I have no precise numbers and I did not say the percentage is wrong (it could accidentally be correct). I said the methods that are used to create said statistics are in most cases wrong.

Do you mean that exactly the same sample is reused or that the modified sample is reused?

Exactly the same as in same hash.

 

[Andy Ful]

I did not mean you as in you Andy Ful personally, I meant the statistics that you are basing your ratios from, where I am not sure where they come from.

The source of the Statista data is the "Mid-Year Update to the 2022 SonicWall Cyber Threat Report".
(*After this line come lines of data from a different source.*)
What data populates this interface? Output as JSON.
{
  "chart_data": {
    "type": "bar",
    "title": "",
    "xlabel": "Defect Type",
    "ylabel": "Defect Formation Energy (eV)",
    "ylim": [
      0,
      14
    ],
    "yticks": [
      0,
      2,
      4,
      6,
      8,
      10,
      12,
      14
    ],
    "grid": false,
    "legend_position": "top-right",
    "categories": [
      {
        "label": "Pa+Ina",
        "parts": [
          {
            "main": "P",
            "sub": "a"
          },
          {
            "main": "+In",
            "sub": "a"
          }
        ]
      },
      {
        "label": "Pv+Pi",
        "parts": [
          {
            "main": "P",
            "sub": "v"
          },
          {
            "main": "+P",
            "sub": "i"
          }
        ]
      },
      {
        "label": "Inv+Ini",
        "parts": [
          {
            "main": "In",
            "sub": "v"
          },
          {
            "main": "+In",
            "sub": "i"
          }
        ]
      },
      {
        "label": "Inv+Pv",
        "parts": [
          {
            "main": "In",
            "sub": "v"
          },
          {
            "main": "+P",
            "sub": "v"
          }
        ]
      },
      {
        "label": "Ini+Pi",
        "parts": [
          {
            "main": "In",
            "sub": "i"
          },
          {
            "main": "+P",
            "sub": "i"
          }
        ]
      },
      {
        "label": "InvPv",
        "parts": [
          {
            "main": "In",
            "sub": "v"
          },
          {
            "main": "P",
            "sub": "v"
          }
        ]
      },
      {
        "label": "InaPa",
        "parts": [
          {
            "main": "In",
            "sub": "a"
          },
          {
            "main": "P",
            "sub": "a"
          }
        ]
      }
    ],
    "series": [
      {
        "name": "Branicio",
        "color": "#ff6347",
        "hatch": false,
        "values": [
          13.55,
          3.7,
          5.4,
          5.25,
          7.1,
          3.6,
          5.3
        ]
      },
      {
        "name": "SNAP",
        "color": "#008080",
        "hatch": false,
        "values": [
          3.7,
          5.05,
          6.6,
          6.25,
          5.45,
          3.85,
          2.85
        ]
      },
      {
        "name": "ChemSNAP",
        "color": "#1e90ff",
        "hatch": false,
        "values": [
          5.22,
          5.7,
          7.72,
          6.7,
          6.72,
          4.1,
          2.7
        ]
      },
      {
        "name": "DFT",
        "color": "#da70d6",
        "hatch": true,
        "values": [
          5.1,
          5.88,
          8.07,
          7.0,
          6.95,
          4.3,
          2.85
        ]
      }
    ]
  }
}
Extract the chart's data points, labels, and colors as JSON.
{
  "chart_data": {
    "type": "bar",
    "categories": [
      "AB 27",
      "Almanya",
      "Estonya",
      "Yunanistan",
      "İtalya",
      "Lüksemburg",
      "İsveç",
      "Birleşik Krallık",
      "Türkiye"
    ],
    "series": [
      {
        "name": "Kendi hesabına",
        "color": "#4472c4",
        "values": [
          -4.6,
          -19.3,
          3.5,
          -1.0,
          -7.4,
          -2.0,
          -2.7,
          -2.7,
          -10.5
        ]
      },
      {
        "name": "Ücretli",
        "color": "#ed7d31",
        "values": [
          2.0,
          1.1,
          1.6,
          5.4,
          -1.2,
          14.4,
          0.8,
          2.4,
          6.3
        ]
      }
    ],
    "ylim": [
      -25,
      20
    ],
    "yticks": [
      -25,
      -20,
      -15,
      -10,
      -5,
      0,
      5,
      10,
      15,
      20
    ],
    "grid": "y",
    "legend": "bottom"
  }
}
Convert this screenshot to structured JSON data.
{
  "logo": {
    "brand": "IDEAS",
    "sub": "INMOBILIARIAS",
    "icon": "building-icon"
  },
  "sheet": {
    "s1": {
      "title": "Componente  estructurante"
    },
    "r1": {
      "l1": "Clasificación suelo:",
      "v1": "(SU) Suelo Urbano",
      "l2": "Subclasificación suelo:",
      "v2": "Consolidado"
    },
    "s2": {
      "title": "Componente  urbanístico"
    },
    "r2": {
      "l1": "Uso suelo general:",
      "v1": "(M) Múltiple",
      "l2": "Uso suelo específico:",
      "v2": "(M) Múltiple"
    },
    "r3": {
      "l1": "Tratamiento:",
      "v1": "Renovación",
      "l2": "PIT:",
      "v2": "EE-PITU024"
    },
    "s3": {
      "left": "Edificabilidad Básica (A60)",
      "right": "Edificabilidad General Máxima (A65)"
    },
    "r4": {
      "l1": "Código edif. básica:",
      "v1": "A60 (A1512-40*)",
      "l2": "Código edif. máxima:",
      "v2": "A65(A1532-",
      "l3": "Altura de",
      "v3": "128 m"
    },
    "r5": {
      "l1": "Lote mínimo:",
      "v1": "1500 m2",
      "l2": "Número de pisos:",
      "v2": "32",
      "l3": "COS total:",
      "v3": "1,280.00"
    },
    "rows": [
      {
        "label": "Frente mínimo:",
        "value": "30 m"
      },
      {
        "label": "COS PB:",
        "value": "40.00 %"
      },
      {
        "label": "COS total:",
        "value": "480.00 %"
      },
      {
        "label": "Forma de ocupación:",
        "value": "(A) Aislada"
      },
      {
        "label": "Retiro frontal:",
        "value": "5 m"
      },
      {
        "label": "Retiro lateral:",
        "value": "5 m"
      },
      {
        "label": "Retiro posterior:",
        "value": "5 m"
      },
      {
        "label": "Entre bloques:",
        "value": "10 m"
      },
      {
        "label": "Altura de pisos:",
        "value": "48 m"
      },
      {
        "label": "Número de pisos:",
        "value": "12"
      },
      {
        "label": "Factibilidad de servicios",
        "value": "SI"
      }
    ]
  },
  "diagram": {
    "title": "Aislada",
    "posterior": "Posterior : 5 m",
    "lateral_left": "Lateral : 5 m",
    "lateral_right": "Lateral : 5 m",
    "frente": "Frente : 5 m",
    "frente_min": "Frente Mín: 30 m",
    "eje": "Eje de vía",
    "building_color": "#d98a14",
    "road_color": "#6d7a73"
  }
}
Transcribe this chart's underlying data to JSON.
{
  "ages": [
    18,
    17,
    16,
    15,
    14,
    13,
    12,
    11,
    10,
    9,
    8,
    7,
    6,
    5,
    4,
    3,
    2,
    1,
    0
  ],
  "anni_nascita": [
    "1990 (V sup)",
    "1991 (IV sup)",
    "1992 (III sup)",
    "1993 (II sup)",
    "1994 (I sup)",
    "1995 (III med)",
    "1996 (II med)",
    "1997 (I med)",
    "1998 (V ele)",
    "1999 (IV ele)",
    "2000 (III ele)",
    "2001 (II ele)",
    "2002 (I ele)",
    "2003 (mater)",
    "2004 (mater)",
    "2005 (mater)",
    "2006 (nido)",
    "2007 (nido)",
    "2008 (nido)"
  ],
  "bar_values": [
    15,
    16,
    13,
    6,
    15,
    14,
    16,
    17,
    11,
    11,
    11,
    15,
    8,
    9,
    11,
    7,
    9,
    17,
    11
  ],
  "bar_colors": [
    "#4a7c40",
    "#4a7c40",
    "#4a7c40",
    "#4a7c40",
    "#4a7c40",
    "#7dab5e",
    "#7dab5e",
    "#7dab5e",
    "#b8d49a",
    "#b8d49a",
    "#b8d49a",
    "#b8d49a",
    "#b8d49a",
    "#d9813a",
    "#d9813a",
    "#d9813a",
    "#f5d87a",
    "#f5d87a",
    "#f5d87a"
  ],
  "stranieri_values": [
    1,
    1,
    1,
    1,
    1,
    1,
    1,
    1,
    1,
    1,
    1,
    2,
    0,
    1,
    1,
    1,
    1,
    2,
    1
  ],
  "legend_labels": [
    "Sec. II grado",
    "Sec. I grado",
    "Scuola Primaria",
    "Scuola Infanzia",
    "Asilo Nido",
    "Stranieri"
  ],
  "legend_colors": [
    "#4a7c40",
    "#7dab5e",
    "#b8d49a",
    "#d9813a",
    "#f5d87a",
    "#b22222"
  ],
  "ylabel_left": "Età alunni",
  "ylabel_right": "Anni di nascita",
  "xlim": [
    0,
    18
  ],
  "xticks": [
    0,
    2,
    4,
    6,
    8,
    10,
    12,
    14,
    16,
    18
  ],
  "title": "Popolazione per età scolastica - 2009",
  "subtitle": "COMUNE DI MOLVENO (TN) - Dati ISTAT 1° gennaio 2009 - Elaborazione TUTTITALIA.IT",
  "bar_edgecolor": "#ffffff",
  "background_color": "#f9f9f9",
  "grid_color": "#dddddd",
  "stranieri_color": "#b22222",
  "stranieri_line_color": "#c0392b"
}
Mid-Year Update to the 2022 SonicWall Cyber Threat Report

Geopolitical forces are rapidly reshaping cyber frontlines — and some threat types are seeing triple-digit increases. To find out why, download the full report.

www.sonicwall.com

The data is collected via SonicWall Capture Threat Network (real-world data):

Capture Labs

capturelabs.sonicwall.com

I compared the data with the Microsoft report. The "attack" term used by SonicWall and Statista is very similar to the term "malware threat blocked by Microsoft Defender for Endpoint" (18265 blocked threats per 1 minute = 4.8 billion in 6 months).
https://www.microsoft.com/en-us/sec...sider/threat-intelligence/cyberthreat-minute/

So, the term "attack" means a threat detected/blocked via SonicWall Capture Threat Network.

Exactly the same as in same hash.

The 90% (+-5%) of unique samples is intriguing. It would mean that most samples are not reused at all, because they are replaced very quickly by other morphed samples.